We stop after 2 values.

Output:

33

This trace shows that the first layer alone already provides at least k values when k is small, and ordering is strictly increasing.

Example 2

Input:

10 1000

We list more values:

Step m x palindrome sum
1 1 1 11 11
2 1 2 22 33
... 1 9 99 495
10 2 10 1001 1496

After 9 numbers from m = 1, we continue into m = 2.

This demonstrates how the sequence transitions between digit lengths while preserving ordering.

Complexity Analysis

Measure Complexity Explanation
Time O(k · d) Each palindrome is built from a half number and reversed once, with digit length d ≤ 5 for k ≤ 1e5
Space O(1) Only counters and running sum are stored

The constraints allow direct construction because k is only 100000, and each operation is cheap. Even with string reversal overhead, the total work stays well within limits.

Test Cases

import sys, io

def run(inp: str) -> str:
    sys.stdin = io.StringIO(inp)
    import sys
    input = sys.stdin.readline

    def make_pal(x: int) -> int:
        s = str(x)
        return int(s + s[::-1])

    k, p = map(int, input().split())
    res = 0
    cnt = 0
    m = 1

    while cnt < k:
        if m == 1:
            start, end = 1, 9
        else:
            start = 10 ** (m - 1)
            end = 10 ** m - 1

        x = start
        while x <= end and cnt < k:
            res = (res + make_pal(x)) % p
            cnt += 1
            x += 1
        m += 1

    return str(res)

# provided sample
assert run("2 100\n") == "33"

# custom cases
assert run("1 100\n") == "11"
assert run("3 100\n") == "66"
assert run("10 1000\n") == str((11+22+33+44+55+66+77+88+99+1001)%1000)
assert run("5 7\n") == str((11+22+33+44+55)%7)
Test input Expected output What it validates
1 100 11 smallest valid palindrome
3 100 66 early prefix correctness
10 1000 computed transition to next digit length
5 7 mod behavior modular accumulation

Edge Cases

A key edge case is when k is small enough that only 1-digit halves are needed. For input like k = 1, the algorithm must not attempt to generate higher digit lengths at all. The loop structure naturally handles this because it stops immediately once cnt reaches k.

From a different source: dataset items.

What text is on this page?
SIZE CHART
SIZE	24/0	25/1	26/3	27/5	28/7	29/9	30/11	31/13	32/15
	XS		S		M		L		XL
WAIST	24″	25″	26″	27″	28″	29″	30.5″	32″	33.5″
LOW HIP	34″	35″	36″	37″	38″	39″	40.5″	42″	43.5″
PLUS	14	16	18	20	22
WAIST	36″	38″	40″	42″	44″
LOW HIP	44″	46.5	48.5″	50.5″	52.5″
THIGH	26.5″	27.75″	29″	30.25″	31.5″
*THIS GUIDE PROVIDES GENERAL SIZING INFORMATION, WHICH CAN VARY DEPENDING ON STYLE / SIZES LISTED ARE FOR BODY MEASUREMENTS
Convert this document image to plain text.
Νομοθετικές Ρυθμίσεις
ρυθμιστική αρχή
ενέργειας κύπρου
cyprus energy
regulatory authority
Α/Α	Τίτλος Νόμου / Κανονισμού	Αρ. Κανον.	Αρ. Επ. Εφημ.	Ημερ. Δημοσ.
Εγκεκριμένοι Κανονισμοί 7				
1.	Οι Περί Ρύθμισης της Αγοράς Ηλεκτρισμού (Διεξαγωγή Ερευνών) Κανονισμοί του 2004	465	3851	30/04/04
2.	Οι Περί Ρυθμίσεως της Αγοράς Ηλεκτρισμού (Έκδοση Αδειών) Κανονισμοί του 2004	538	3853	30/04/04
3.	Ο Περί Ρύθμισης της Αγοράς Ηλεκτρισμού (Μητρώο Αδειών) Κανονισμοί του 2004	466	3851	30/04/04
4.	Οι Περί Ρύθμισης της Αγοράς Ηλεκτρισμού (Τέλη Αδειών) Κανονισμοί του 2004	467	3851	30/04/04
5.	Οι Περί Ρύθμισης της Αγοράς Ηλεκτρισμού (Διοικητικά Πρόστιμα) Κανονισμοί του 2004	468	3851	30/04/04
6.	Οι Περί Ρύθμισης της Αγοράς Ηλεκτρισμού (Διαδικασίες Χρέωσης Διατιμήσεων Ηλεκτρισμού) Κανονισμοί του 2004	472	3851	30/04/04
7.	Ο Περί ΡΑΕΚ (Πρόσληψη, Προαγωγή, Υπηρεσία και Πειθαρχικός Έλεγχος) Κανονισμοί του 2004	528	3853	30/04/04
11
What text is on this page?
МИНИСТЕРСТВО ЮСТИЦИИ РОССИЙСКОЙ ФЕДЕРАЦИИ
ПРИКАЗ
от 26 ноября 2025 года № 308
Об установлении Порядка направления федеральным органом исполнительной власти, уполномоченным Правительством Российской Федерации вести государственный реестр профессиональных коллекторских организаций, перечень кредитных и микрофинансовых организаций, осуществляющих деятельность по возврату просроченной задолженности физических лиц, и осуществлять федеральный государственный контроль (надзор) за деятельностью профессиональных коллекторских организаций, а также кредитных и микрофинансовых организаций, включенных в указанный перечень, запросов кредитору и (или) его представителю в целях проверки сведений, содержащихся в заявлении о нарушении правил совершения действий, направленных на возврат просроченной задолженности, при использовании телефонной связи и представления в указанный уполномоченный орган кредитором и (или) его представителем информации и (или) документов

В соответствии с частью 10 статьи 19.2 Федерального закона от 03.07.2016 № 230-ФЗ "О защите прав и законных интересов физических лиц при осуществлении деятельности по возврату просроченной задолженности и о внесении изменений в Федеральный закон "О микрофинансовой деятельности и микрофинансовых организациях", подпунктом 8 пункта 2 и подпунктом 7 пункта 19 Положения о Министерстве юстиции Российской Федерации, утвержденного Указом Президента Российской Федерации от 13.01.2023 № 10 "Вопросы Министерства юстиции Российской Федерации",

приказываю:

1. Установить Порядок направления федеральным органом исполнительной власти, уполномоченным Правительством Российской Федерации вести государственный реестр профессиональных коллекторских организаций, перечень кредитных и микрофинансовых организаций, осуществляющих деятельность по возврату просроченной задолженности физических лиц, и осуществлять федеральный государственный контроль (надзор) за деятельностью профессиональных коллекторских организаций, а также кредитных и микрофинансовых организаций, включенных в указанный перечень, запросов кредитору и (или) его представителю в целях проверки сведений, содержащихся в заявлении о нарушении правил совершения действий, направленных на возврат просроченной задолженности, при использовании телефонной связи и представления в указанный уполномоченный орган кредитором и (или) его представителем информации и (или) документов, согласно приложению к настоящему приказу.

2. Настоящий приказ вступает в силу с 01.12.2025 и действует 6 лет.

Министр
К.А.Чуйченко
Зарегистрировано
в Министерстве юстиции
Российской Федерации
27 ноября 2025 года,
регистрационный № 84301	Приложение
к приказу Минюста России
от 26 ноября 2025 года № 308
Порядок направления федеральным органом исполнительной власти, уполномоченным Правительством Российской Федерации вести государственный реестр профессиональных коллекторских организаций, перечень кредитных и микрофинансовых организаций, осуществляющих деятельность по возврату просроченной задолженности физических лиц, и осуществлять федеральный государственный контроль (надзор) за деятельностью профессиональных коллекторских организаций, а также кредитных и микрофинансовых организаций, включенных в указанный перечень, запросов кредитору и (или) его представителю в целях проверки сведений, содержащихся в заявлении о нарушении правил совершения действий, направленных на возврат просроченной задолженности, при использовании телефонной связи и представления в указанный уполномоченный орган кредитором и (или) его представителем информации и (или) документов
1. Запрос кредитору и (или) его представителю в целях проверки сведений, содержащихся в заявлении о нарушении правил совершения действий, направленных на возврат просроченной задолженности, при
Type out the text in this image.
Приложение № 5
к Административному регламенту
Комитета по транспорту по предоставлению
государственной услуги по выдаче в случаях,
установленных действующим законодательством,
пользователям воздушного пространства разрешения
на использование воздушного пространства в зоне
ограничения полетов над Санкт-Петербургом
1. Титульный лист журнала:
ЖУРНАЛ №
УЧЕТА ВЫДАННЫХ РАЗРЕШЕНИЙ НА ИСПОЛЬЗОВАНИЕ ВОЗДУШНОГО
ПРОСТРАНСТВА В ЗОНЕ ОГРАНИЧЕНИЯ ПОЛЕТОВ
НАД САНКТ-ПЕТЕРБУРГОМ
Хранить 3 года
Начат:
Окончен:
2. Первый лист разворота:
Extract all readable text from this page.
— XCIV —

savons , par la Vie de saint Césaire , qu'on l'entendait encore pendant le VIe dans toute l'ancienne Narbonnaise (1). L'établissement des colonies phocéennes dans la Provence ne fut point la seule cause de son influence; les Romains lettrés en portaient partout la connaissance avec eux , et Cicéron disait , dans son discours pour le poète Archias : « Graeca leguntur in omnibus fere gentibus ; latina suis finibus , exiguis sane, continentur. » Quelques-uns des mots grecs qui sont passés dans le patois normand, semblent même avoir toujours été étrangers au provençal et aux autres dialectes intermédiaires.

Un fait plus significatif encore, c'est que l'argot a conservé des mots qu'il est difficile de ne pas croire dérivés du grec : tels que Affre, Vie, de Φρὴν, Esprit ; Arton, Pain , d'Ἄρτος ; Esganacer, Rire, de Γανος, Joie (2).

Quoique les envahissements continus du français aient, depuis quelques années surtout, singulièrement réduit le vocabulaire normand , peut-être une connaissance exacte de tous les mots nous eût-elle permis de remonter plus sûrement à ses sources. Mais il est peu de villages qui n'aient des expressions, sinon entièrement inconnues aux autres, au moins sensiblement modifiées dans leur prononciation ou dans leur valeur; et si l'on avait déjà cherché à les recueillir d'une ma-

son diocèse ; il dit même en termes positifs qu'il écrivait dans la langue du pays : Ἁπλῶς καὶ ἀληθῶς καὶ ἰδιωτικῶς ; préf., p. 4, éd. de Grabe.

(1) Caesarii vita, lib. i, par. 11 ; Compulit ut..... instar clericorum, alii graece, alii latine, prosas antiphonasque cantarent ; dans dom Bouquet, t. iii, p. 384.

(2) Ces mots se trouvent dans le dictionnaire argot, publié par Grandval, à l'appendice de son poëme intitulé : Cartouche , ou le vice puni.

Another edge case is when k spans multiple digit-length layers. For example, k = 10 forces the algorithm to exhaust all 1-digit halves (9 values) and then begin 2-digit halves. The layered construction ensures that ordering remains correct across this boundary because all 1-digit palindromes are strictly smaller than all 4-digit palindromes.

Finally, modulo p = 1 is degenerate since all outputs become zero. The running modulo update handles this safely without special casing.